By Muhammad Mudassar
ISLAMABAD, May 16 (INP-WealthPK): Pakistan is one of the most vulnerable countries to climate change impacts, which has a negative effect on the economy. Global warming, change in weather patterns, droughts, extinction of species, glaciers melting, and food insecurity have been attributed to climate change in Pakistan.
According to the Intergovernmental Panel on Climate Change (IPCC) 6th Assessment Report (AR6) 2022, climate change has adversely affected human physical and mental health. It can be mediated through a number of natural and human systems, including economic and social systems.

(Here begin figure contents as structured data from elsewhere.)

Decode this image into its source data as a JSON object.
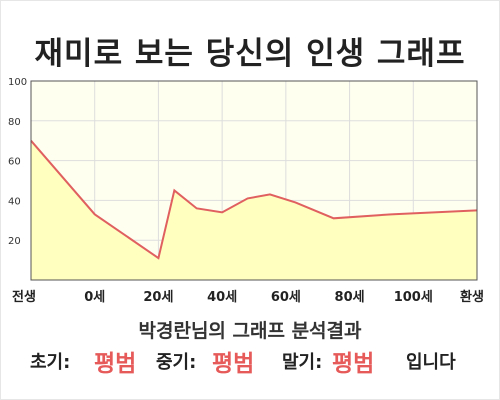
{
  "title": "재미로 보는 당신의 인생 그래프",
  "summary": "박경란님의 그래프 분석결과",
  "verdict": {
    "early_label": "초기:",
    "early_value": "평범",
    "mid_label": "중기:",
    "mid_value": "평범",
    "late_label": "말기:",
    "late_value": "평범",
    "ending": "입니다"
  },
  "colors": {
    "line": "#e06060",
    "fill": "#ffffc0",
    "plot_bg": "#fffff0",
    "grid": "#dddddd",
    "verdict_value": "#e65a5a"
  },
  "chart_data": {
    "type": "area",
    "title": "",
    "xlabel": "",
    "ylabel": "",
    "x_tick_labels": [
      "전생",
      "0세",
      "20세",
      "40세",
      "60세",
      "80세",
      "100세",
      "환생"
    ],
    "x": [
      "전생",
      "0세",
      "20세",
      "25세",
      "30세",
      "35세",
      "50세",
      "60세",
      "70세",
      "85세",
      "95세",
      "환생"
    ],
    "x_pos": [
      -20,
      0,
      20,
      25,
      30,
      35,
      50,
      60,
      70,
      85,
      95,
      120
    ],
    "x_tick_pos": [
      -20,
      0,
      20,
      40,
      60,
      80,
      100,
      120
    ],
    "xlim": [
      -20,
      120
    ],
    "values": [
      70,
      33,
      11,
      45,
      36,
      34,
      41,
      43,
      39,
      31,
      33,
      35
    ],
    "x_pos_full": [
      -20,
      0,
      20,
      25,
      32,
      40,
      48,
      55,
      63,
      75,
      93,
      120
    ],
    "ylim": [
      0,
      100
    ],
    "y_ticks": [
      20,
      40,
      60,
      80,
      100
    ],
    "grid": true,
    "legend": "none"
  }
}
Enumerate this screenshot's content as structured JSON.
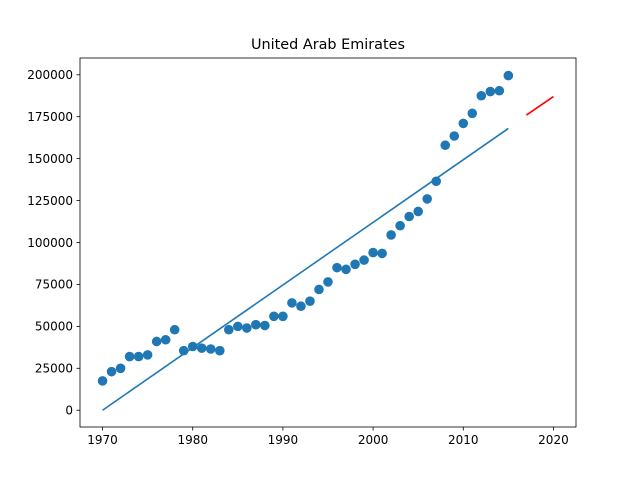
{
  "chart_data": {
    "type": "scatter",
    "title": "United Arab Emirates",
    "xlabel": "",
    "ylabel": "",
    "xlim": [
      1967.5,
      2022.5
    ],
    "ylim": [
      -10000,
      210000
    ],
    "xticks": [
      1970,
      1980,
      1990,
      2000,
      2010,
      2020
    ],
    "yticks": [
      0,
      25000,
      50000,
      75000,
      100000,
      125000,
      150000,
      175000,
      200000
    ],
    "grid": false,
    "colors": {
      "points": "#1f77b4",
      "fit": "#1f77b4",
      "forecast": "#ff0000"
    },
    "series": [
      {
        "kind": "scatter",
        "x": [
          1970,
          1971,
          1972,
          1973,
          1974,
          1975,
          1976,
          1977,
          1978,
          1979,
          1980,
          1981,
          1982,
          1983,
          1984,
          1985,
          1986,
          1987,
          1988,
          1989,
          1990,
          1991,
          1992,
          1993,
          1994,
          1995,
          1996,
          1997,
          1998,
          1999,
          2000,
          2001,
          2002,
          2003,
          2004,
          2005,
          2006,
          2007,
          2008,
          2009,
          2010,
          2011,
          2012,
          2013,
          2014,
          2015
        ],
        "y": [
          17500,
          23000,
          25000,
          32000,
          32000,
          33000,
          41000,
          42000,
          48000,
          35500,
          38000,
          37000,
          36500,
          35500,
          48000,
          50000,
          49000,
          51000,
          50500,
          56000,
          56000,
          64000,
          62000,
          65000,
          72000,
          76500,
          85000,
          84000,
          87000,
          89500,
          94000,
          93500,
          104500,
          110000,
          115500,
          118500,
          126000,
          136500,
          158000,
          163500,
          171000,
          177000,
          187500,
          190000,
          190500,
          199500
        ]
      },
      {
        "kind": "line",
        "x": [
          1970,
          2015
        ],
        "y": [
          0,
          168000
        ]
      },
      {
        "kind": "line",
        "x": [
          2017,
          2020
        ],
        "y": [
          176000,
          187000
        ]
      }
    ]
  }
}
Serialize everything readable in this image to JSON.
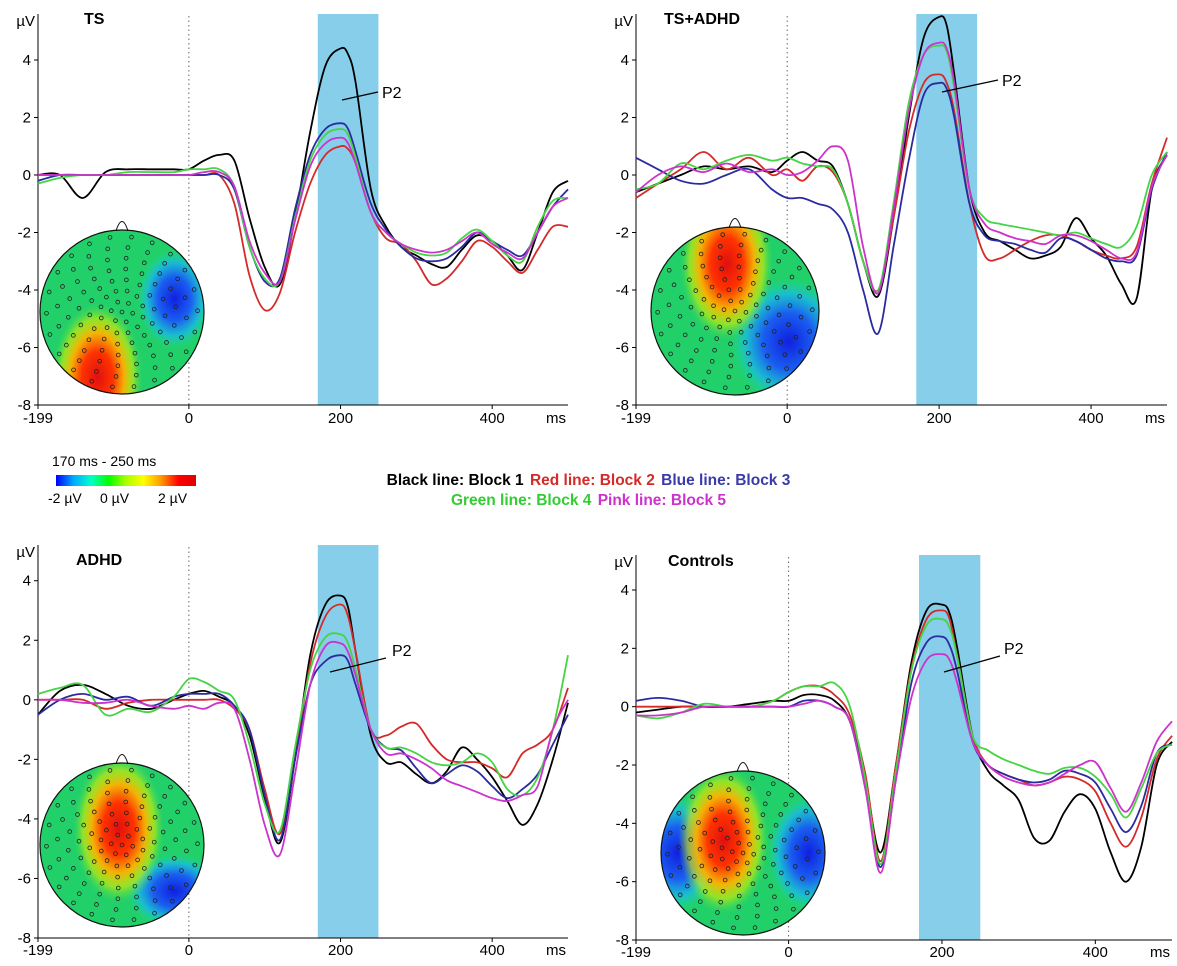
{
  "figure": {
    "colorbar": {
      "title": "170 ms - 250 ms",
      "labels": [
        "-2 µV",
        "0 µV",
        "2 µV"
      ]
    },
    "legend": {
      "line1": [
        {
          "text": "Black line: Block 1",
          "color": "#000000"
        },
        {
          "text": "Red line: Block 2",
          "color": "#d42a2a"
        },
        {
          "text": "Blue line: Block 3",
          "color": "#3a3aa8"
        }
      ],
      "line2": [
        {
          "text": "Green line: Block 4",
          "color": "#33cc33"
        },
        {
          "text": "Pink line: Block 5",
          "color": "#cc33cc"
        }
      ]
    },
    "colors": {
      "Block 1": "#000000",
      "Block 2": "#d42a2a",
      "Block 3": "#2b2ba0",
      "Block 4": "#44d444",
      "Block 5": "#cc33cc",
      "highlight": "#87ceeb"
    }
  },
  "chart_data": [
    {
      "type": "line",
      "title": "TS",
      "ylabel": "µV",
      "xlabel": "ms",
      "xlim": [
        -199,
        500
      ],
      "ylim": [
        -8,
        5.6
      ],
      "xticks": [
        -199,
        0,
        200,
        400
      ],
      "yticks": [
        -8,
        -6,
        -4,
        -2,
        0,
        2,
        4
      ],
      "highlight": [
        170,
        250
      ],
      "annotation": "P2",
      "x": [
        -199,
        -170,
        -140,
        -110,
        -80,
        -50,
        -20,
        0,
        20,
        40,
        60,
        80,
        100,
        120,
        140,
        160,
        180,
        200,
        210,
        220,
        240,
        260,
        280,
        300,
        320,
        340,
        360,
        380,
        400,
        420,
        440,
        460,
        480,
        500
      ],
      "series": [
        {
          "name": "Block 1",
          "values": [
            0,
            0,
            -0.8,
            0.1,
            0.2,
            0.2,
            0.2,
            0.2,
            0.5,
            0.7,
            0.5,
            -1.5,
            -3.2,
            -3.8,
            -1.5,
            1.5,
            3.8,
            4.4,
            4.2,
            3.2,
            -0.5,
            -1.8,
            -2.5,
            -2.8,
            -3.1,
            -3.2,
            -2.6,
            -2.1,
            -2.3,
            -2.8,
            -3.3,
            -2.0,
            -0.6,
            -0.2
          ]
        },
        {
          "name": "Block 2",
          "values": [
            0,
            0,
            0,
            0,
            0,
            0,
            0,
            0,
            0,
            0,
            -1.0,
            -3.5,
            -4.7,
            -4.1,
            -2.0,
            -0.3,
            0.7,
            1.0,
            0.9,
            0.4,
            -1.3,
            -2.2,
            -2.4,
            -3.0,
            -3.8,
            -3.6,
            -3.0,
            -2.3,
            -2.5,
            -3.0,
            -3.4,
            -2.6,
            -1.8,
            -1.8
          ]
        },
        {
          "name": "Block 3",
          "values": [
            -0.2,
            0,
            0,
            0,
            0,
            0,
            0,
            0,
            0,
            0,
            -0.5,
            -2.5,
            -3.7,
            -3.6,
            -1.2,
            0.7,
            1.6,
            1.8,
            1.6,
            0.8,
            -1.0,
            -1.9,
            -2.5,
            -2.9,
            -3.0,
            -2.9,
            -2.5,
            -2.0,
            -2.3,
            -2.6,
            -2.8,
            -2.0,
            -1.1,
            -0.5
          ]
        },
        {
          "name": "Block 4",
          "values": [
            -0.3,
            -0.1,
            0,
            0,
            0.1,
            0.1,
            0.1,
            0.2,
            0.2,
            0.2,
            -0.4,
            -2.5,
            -3.6,
            -3.7,
            -1.5,
            0.5,
            1.4,
            1.6,
            1.4,
            0.6,
            -1.3,
            -2.0,
            -2.4,
            -2.7,
            -2.8,
            -2.7,
            -2.2,
            -1.9,
            -2.3,
            -2.8,
            -3.0,
            -1.8,
            -0.9,
            -0.8
          ]
        },
        {
          "name": "Block 5",
          "values": [
            0,
            0,
            0,
            0,
            0,
            0,
            0,
            0,
            0.1,
            0.1,
            -0.4,
            -2.3,
            -3.4,
            -3.7,
            -1.6,
            0.3,
            1.1,
            1.3,
            1.1,
            0.4,
            -1.3,
            -2.0,
            -2.4,
            -2.6,
            -2.7,
            -2.6,
            -2.3,
            -2.0,
            -2.4,
            -2.7,
            -2.9,
            -2.0,
            -1.1,
            -0.8
          ]
        }
      ]
    },
    {
      "type": "line",
      "title": "TS+ADHD",
      "ylabel": "µV",
      "xlabel": "ms",
      "xlim": [
        -199,
        500
      ],
      "ylim": [
        -8,
        5.6
      ],
      "xticks": [
        -199,
        0,
        200,
        400
      ],
      "yticks": [
        -8,
        -6,
        -4,
        -2,
        0,
        2,
        4
      ],
      "highlight": [
        170,
        250
      ],
      "annotation": "P2",
      "x": [
        -199,
        -170,
        -140,
        -110,
        -80,
        -50,
        -20,
        0,
        20,
        40,
        60,
        80,
        100,
        120,
        140,
        160,
        180,
        200,
        210,
        220,
        240,
        260,
        280,
        300,
        320,
        340,
        360,
        380,
        400,
        420,
        440,
        460,
        480,
        500
      ],
      "series": [
        {
          "name": "Block 1",
          "values": [
            -0.6,
            -0.3,
            0,
            0.3,
            0.2,
            0.3,
            0.1,
            0.5,
            0.8,
            0.5,
            0.3,
            -1.0,
            -3.0,
            -4.2,
            -1.5,
            2.0,
            4.8,
            5.5,
            5.2,
            3.5,
            -0.5,
            -2.0,
            -2.3,
            -2.6,
            -2.9,
            -2.8,
            -2.5,
            -1.5,
            -2.2,
            -2.8,
            -3.8,
            -4.3,
            -0.5,
            0.7
          ]
        },
        {
          "name": "Block 2",
          "values": [
            -0.8,
            -0.3,
            0.2,
            0.8,
            0.2,
            0.6,
            0,
            0.2,
            -0.2,
            0.3,
            0.1,
            -1.0,
            -3.0,
            -4.0,
            -1.5,
            1.5,
            3.2,
            3.5,
            3.2,
            2.2,
            -1.0,
            -2.8,
            -2.9,
            -2.6,
            -2.3,
            -2.1,
            -2.1,
            -2.3,
            -2.6,
            -2.8,
            -2.9,
            -2.5,
            -0.3,
            1.3
          ]
        },
        {
          "name": "Block 3",
          "values": [
            0.6,
            0.2,
            -0.2,
            -0.3,
            0,
            0.2,
            -0.5,
            -0.8,
            -0.8,
            -1.0,
            -1.2,
            -2.0,
            -4.0,
            -5.5,
            -2.5,
            0.5,
            2.8,
            3.2,
            3.0,
            2.0,
            -1.0,
            -2.1,
            -2.3,
            -2.4,
            -2.6,
            -2.7,
            -2.2,
            -2.3,
            -2.6,
            -2.9,
            -3.0,
            -2.8,
            -0.5,
            0.8
          ]
        },
        {
          "name": "Block 4",
          "values": [
            -0.5,
            -0.3,
            0.4,
            0.2,
            0.5,
            0.7,
            0.5,
            0.6,
            0.4,
            0.3,
            0.2,
            -1.0,
            -3.0,
            -4.0,
            -1.0,
            2.5,
            4.2,
            4.5,
            4.3,
            3.0,
            -0.5,
            -1.5,
            -1.7,
            -1.8,
            -1.9,
            -2.0,
            -2.1,
            -2.0,
            -2.2,
            -2.4,
            -2.5,
            -1.8,
            0,
            0.8
          ]
        },
        {
          "name": "Block 5",
          "values": [
            -0.6,
            0,
            0.3,
            0.1,
            0.4,
            0.1,
            0.2,
            0,
            0.1,
            0.5,
            1.0,
            0.5,
            -2.5,
            -4.1,
            -1.2,
            2.2,
            4.2,
            4.6,
            4.4,
            3.2,
            -0.5,
            -1.7,
            -2.0,
            -2.2,
            -2.3,
            -2.4,
            -2.1,
            -2.1,
            -2.3,
            -2.6,
            -2.9,
            -2.7,
            -0.4,
            0.7
          ]
        }
      ]
    },
    {
      "type": "line",
      "title": "ADHD",
      "ylabel": "µV",
      "xlabel": "ms",
      "xlim": [
        -199,
        500
      ],
      "ylim": [
        -8,
        5.2
      ],
      "xticks": [
        -199,
        0,
        200,
        400
      ],
      "yticks": [
        -8,
        -6,
        -4,
        -2,
        0,
        2,
        4
      ],
      "highlight": [
        170,
        250
      ],
      "annotation": "P2",
      "x": [
        -199,
        -170,
        -140,
        -110,
        -80,
        -50,
        -20,
        0,
        20,
        40,
        60,
        80,
        100,
        120,
        140,
        160,
        180,
        200,
        210,
        220,
        240,
        260,
        280,
        300,
        320,
        340,
        360,
        380,
        400,
        420,
        440,
        460,
        480,
        500
      ],
      "series": [
        {
          "name": "Block 1",
          "values": [
            -0.5,
            0.3,
            0.5,
            0.2,
            -0.2,
            -0.3,
            0,
            0.2,
            0.3,
            0.1,
            -0.2,
            -1.2,
            -3.3,
            -4.8,
            -2.0,
            1.5,
            3.2,
            3.5,
            3.1,
            1.6,
            -1.2,
            -2.1,
            -2.1,
            -2.5,
            -2.8,
            -2.4,
            -1.6,
            -2.0,
            -2.6,
            -3.4,
            -4.2,
            -3.5,
            -2.0,
            -0.1
          ]
        },
        {
          "name": "Block 2",
          "values": [
            0,
            0,
            0,
            -0.3,
            -0.1,
            0,
            0,
            0,
            0,
            0,
            -0.3,
            -1.0,
            -3.0,
            -4.5,
            -2.0,
            1.2,
            2.8,
            3.2,
            2.8,
            1.6,
            -1.0,
            -1.2,
            -0.9,
            -0.8,
            -1.5,
            -2.0,
            -2.1,
            -2.1,
            -2.3,
            -2.6,
            -1.8,
            -1.5,
            -1.0,
            0.4
          ]
        },
        {
          "name": "Block 3",
          "values": [
            -0.5,
            0,
            0.2,
            0,
            0.1,
            -0.2,
            0.1,
            0.2,
            0.2,
            0.2,
            -0.2,
            -1.0,
            -3.2,
            -4.7,
            -2.0,
            0.5,
            1.3,
            1.5,
            1.3,
            0.5,
            -1.0,
            -1.6,
            -1.7,
            -2.3,
            -2.8,
            -2.5,
            -2.2,
            -2.4,
            -2.9,
            -3.3,
            -3.0,
            -2.5,
            -1.5,
            -0.5
          ]
        },
        {
          "name": "Block 4",
          "values": [
            0.2,
            0.4,
            0.5,
            -0.5,
            -0.3,
            -0.4,
            0.1,
            0.7,
            0.6,
            0.3,
            0,
            -1.5,
            -3.5,
            -4.4,
            -1.6,
            1.0,
            2.1,
            2.2,
            1.9,
            1.0,
            -1.0,
            -1.6,
            -1.6,
            -1.8,
            -2.1,
            -2.2,
            -2.1,
            -1.8,
            -2.1,
            -3.0,
            -3.2,
            -2.6,
            -1.0,
            1.5
          ]
        },
        {
          "name": "Block 5",
          "values": [
            0,
            0,
            -0.1,
            -0.1,
            0,
            -0.2,
            -0.3,
            -0.2,
            -0.3,
            -0.1,
            -0.3,
            -2.0,
            -4.2,
            -5.2,
            -2.5,
            0.5,
            1.8,
            1.9,
            1.6,
            0.8,
            -1.0,
            -1.8,
            -1.8,
            -2.0,
            -2.3,
            -2.7,
            -2.9,
            -3.1,
            -3.3,
            -3.4,
            -3.2,
            -2.9,
            -1.0,
            0
          ]
        }
      ]
    },
    {
      "type": "line",
      "title": "Controls",
      "ylabel": "µV",
      "xlabel": "ms",
      "xlim": [
        -199,
        500
      ],
      "ylim": [
        -8,
        5.2
      ],
      "xticks": [
        -199,
        0,
        200,
        400
      ],
      "yticks": [
        -8,
        -6,
        -4,
        -2,
        0,
        2,
        4
      ],
      "highlight": [
        170,
        250
      ],
      "annotation": "P2",
      "x": [
        -199,
        -170,
        -140,
        -110,
        -80,
        -50,
        -20,
        0,
        20,
        40,
        60,
        80,
        100,
        120,
        140,
        160,
        180,
        200,
        210,
        220,
        240,
        260,
        280,
        300,
        320,
        340,
        360,
        380,
        400,
        420,
        440,
        460,
        480,
        500
      ],
      "series": [
        {
          "name": "Block 1",
          "values": [
            -0.2,
            -0.1,
            0,
            0,
            0,
            0.1,
            0.2,
            0.2,
            0.4,
            0.4,
            0.2,
            -0.5,
            -2.5,
            -5.0,
            -2.0,
            1.5,
            3.3,
            3.5,
            3.2,
            2.0,
            -1.0,
            -2.2,
            -2.7,
            -3.2,
            -4.5,
            -4.6,
            -3.6,
            -3.0,
            -3.5,
            -5.0,
            -6.0,
            -4.8,
            -2.0,
            -1.2
          ]
        },
        {
          "name": "Block 2",
          "values": [
            0,
            0,
            0,
            0,
            0,
            0,
            0.2,
            0.5,
            0.7,
            0.7,
            0.4,
            -0.3,
            -2.3,
            -5.3,
            -2.0,
            1.3,
            3.0,
            3.3,
            3.0,
            1.7,
            -1.0,
            -2.0,
            -2.3,
            -2.5,
            -2.7,
            -2.6,
            -2.4,
            -2.5,
            -2.9,
            -4.0,
            -4.8,
            -3.8,
            -1.8,
            -1.0
          ]
        },
        {
          "name": "Block 3",
          "values": [
            0.2,
            0.3,
            0.2,
            0,
            0,
            0,
            0,
            0,
            0.2,
            0.2,
            0,
            -0.5,
            -2.8,
            -5.5,
            -2.5,
            0.8,
            2.2,
            2.4,
            2.1,
            1.2,
            -1.2,
            -2.0,
            -2.3,
            -2.5,
            -2.6,
            -2.5,
            -2.2,
            -2.3,
            -2.6,
            -3.5,
            -4.3,
            -3.4,
            -1.6,
            -1.3
          ]
        },
        {
          "name": "Block 4",
          "values": [
            -0.3,
            -0.4,
            -0.2,
            0.1,
            0,
            0,
            0.2,
            0.5,
            0.7,
            0.7,
            0.8,
            0,
            -2.5,
            -5.4,
            -2.2,
            1.2,
            2.8,
            3.0,
            2.7,
            1.7,
            -1.0,
            -1.5,
            -1.8,
            -2.0,
            -2.2,
            -2.3,
            -2.1,
            -2.1,
            -2.4,
            -3.0,
            -3.8,
            -2.8,
            -1.6,
            -1.3
          ]
        },
        {
          "name": "Block 5",
          "values": [
            -0.3,
            -0.3,
            -0.2,
            0,
            0,
            0,
            0,
            0,
            0.1,
            0.2,
            0,
            -0.5,
            -2.8,
            -5.7,
            -2.5,
            0.3,
            1.6,
            1.8,
            1.6,
            0.8,
            -1.2,
            -2.0,
            -2.4,
            -2.6,
            -2.7,
            -2.6,
            -2.3,
            -2.0,
            -1.9,
            -2.8,
            -3.6,
            -2.6,
            -1.2,
            -0.5
          ]
        }
      ]
    }
  ]
}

In April 2022, the country experienced its hottest month in 61 years. On April 30, 2022, the maximum temperature recorded in Jacobabad was 49°C, according to the Pakistan Meteorological Department (PMD). Both urban and rural populations are affected by climate change. Due to plenty of emissions from industries and the shortage of trees, the urban population faces heat strokes. Furthermore, due to the lack of proper infrastructure, the urban areas were flooded as a result of heavy rains. Climate change has reduced soil fertility, which results in a reduction in agricultural output.
Greenhouse gasses (GHGs) are the major cause of climate change. GHGs are primarily carbon dioxide, methane, and nitrogen dioxide. All aspects of the economy contribute to the emission of greenhouse gases, including energy, industrial processes and product use (IPPU), agriculture, forestry, and other land use and waste. According to the World Bank, carbon dioxide emissions are around 0.98 metric tons per capita which is higher than Bangladesh (0.5 MT per capita).
The energy sector is one of the major contributors to greenhouse gas emissions. In accordance with the World Resources Institute’s Climate Analysis Indicator Tool (WRI CAIT), energy accounts for 46% of Pakistan’s total annual GHG emissions, 26% of which is attributed to electricity consumption, 25% to manufacturing, 23% to transportation, and the remaining 26% to other energy-related activities.
Pakistan has massive potential for solar, wind, and hydroelectric power, and recent policies and initiatives have strongly advocated the need for a transition towards clean energy resources. Pakistan has committed to the international community that under the Alternative Renewable Energy (ARE) Policy, it aims to achieve 30% share of renewables (currently standing at 4%) in the energy mix till 2030.
Pakistan has established the “Eco-System Restoration Fund”, which will be used to support nature-based solutions to climate change and facilitate the transition to environmentally resilient initiatives, such as afforestation and biodiversity conservation.